Mais toutes les personnes âgées ne sont pas comme Marcel et Frédérique : beaucoup ont encore du mal à ouvrir leurs maisons, partager leur intimité avec des jeunes. «Nous avons énormément de demandes d’étudiants, mais beaucoup moins du côté des seniors. Pourtant, beaucoup souffrent de la solitude. Ce type de colocation peut clairement être un moyen alternatif à la maison de retraite», insiste Moussa Seck.

Attention toutefois : l’objectif n’est pas que l’étudiant se substitue à un aide-soignant ou un infirmier. L’ASBL ne sélectionne pas toutes les personnes âgées qui désirent héberger un étudiant. Il faut qu’elles soient suffisamment autonomes. Pour l’association, un étudiant ne doit pas faire plus que ce qu’il ferait pour l’un de ses grands-parents.

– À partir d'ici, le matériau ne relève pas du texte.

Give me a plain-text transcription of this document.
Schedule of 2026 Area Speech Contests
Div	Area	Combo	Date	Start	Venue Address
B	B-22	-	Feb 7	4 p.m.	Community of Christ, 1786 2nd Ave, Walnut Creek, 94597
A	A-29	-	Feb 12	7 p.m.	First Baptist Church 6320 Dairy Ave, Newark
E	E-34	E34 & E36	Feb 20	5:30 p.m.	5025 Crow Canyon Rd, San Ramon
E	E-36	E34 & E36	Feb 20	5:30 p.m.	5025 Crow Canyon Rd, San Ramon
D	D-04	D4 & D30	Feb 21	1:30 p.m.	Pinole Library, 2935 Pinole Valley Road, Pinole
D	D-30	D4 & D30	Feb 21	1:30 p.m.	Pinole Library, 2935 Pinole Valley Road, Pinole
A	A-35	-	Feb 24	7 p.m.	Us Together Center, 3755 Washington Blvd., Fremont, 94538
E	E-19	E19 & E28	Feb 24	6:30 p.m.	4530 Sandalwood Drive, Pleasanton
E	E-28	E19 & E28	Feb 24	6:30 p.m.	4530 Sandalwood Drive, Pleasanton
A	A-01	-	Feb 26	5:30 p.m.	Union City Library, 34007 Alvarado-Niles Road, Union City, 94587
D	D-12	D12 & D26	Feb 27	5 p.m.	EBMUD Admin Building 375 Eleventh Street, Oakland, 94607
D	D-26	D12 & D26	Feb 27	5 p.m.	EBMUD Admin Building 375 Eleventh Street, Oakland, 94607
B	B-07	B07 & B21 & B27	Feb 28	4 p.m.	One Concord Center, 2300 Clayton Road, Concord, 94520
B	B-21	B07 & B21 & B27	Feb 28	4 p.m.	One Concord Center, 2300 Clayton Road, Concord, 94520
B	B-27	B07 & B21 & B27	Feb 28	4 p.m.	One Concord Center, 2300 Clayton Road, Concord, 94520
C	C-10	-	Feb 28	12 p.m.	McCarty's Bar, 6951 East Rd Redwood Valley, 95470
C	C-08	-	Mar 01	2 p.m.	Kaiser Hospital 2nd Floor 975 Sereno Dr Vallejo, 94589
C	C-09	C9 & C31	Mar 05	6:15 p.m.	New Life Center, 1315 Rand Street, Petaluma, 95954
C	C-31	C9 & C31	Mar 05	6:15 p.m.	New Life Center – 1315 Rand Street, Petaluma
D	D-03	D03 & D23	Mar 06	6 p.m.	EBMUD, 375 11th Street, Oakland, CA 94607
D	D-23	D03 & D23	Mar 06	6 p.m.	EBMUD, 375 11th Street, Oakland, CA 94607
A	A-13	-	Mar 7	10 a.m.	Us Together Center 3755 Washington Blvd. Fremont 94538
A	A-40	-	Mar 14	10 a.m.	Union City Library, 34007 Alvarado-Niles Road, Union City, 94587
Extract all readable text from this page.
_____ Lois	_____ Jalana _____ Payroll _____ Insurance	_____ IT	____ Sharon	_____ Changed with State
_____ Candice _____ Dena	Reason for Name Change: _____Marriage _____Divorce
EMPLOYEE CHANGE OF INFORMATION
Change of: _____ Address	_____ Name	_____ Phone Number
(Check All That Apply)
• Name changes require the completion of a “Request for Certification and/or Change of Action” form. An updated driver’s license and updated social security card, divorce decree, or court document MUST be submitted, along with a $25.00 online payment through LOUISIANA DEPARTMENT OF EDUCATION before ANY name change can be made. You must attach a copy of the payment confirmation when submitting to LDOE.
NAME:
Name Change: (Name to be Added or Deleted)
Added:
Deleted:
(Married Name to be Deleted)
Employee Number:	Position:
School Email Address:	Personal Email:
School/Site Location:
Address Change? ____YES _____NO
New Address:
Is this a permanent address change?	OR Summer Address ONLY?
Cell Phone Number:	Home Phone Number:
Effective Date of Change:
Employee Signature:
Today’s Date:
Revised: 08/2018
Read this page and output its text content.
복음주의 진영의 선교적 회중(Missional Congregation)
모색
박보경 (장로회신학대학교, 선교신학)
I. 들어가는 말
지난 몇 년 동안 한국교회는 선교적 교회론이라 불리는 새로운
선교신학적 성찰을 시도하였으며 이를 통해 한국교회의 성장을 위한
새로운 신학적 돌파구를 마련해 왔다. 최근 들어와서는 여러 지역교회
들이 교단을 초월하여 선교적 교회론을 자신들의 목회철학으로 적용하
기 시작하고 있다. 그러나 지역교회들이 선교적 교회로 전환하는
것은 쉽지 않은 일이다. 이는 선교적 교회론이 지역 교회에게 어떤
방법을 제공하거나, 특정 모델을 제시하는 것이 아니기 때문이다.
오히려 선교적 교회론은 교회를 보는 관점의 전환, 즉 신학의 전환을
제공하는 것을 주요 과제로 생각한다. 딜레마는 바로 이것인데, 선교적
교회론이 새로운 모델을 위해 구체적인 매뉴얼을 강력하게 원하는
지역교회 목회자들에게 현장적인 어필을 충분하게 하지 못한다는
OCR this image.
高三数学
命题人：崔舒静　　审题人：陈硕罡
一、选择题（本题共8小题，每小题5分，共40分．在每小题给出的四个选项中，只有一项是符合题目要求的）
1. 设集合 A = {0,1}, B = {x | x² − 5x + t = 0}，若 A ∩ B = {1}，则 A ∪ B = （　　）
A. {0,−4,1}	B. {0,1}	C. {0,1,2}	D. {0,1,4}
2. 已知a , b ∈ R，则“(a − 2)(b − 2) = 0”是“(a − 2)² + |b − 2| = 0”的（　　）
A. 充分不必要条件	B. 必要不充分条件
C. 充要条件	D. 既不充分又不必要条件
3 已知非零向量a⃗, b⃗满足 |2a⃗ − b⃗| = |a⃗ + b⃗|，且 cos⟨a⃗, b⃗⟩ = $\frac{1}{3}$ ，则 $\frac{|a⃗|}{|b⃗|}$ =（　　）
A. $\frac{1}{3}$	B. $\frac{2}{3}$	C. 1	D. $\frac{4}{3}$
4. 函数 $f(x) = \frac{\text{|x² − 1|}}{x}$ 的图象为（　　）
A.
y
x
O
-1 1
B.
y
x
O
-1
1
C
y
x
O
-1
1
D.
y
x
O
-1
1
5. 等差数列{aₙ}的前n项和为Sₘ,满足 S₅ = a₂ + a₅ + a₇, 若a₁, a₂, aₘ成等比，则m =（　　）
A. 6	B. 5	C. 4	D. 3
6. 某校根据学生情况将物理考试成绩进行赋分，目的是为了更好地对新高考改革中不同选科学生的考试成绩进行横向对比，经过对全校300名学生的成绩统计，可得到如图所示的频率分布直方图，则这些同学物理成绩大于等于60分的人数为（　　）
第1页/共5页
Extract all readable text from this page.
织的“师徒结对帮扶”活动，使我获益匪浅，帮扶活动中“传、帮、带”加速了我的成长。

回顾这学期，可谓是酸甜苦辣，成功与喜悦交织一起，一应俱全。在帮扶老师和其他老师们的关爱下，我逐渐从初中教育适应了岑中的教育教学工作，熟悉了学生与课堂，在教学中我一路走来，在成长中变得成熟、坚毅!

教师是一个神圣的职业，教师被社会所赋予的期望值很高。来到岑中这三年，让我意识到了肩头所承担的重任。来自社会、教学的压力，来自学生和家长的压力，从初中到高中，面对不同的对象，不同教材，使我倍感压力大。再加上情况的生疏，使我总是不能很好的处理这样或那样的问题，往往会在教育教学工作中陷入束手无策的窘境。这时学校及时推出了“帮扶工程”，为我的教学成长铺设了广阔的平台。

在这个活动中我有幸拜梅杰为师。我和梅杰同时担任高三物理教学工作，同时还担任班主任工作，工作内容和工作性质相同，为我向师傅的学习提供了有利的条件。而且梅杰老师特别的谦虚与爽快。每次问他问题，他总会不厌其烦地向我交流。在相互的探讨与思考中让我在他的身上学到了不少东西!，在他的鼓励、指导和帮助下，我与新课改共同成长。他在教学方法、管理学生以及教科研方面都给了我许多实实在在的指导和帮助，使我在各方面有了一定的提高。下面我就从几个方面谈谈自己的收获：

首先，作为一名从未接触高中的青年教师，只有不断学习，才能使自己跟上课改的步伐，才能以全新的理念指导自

Il peut rendre service, mais cela ne doit pas devenir une charge qui l’empêcherait de se concentrer sur ses études.

«Le logement est mis à la disposition de l’étudiant durant en moyenne neuf mois, même si en général les cohabitations s’étalent plutôt sur trois ans, poursuit le chargé de direction. Tout se passe bien en général, nous n’avons jamais eu de cas de vol, par exemple, et tout le monde en ressort enrichi.»